Hair coat properties of donkeys, mules and horses in a temperate climate


There are clear differences between donkeys and horses in their evolutionary history, physiology, behaviour and husbandry needs. Donkeys are often kept in climates that they are not adapted to and as such may suffer impaired welfare unless protection from the elements is provided.


To compare some of the hair coat properties of donkeys, mules and horses living outside, throughout the year, in the temperate climate of the UK.

Study design

Longitudinal study.


Hair samples were taken from 42 animals: 18 donkeys (4 females, 14 males), 16 horses (6 females, 10 males) and eight mules (5 females, 3 males), in March, June, September and December. The weight, length and width of hair were measured, across the four seasons, as indicators of the hair coat insulation properties.

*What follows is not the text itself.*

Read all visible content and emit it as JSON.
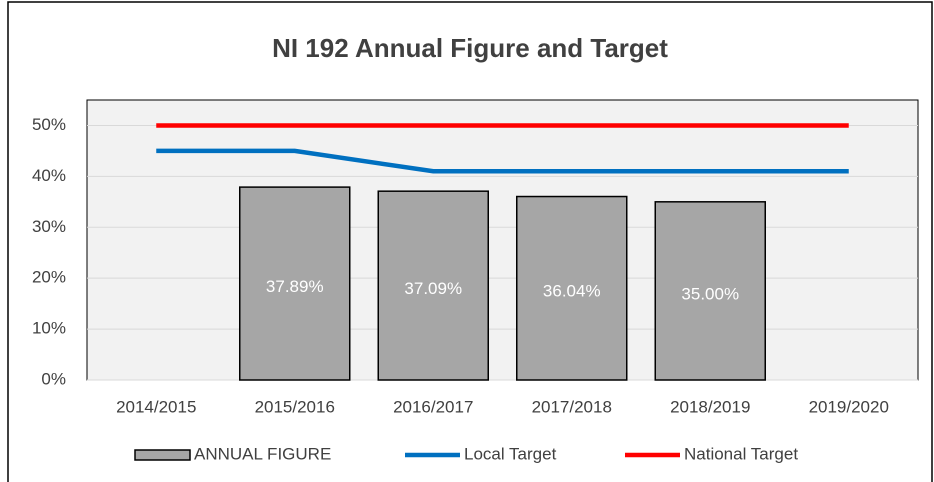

Donkeys’ hair coats do not significantly differ across the seasons. All three measurements of the insulation properties of the hair samples indicate that donkeys do not grow a winter coat and that their hair coat was significantly lighter, shorter and thinner than that of horses and mules in winter. In contrast, the hair coats of horses changed significantly between seasons, growing thicker in winter.

Main limitations

The measurements cover only a limited range of features that contribute to the thermoregulation of an animal. Further research is needed to assess shelter preferences by behavioural measures, and absolute heat loss via thermoimaging.


Donkeys, and to a lesser extent mules, appear not to be as adapted to colder, wet climates as horses, and may therefore require additional protection from the elements, such as access to a wind and waterproof shelter, in order for their welfare needs to be met.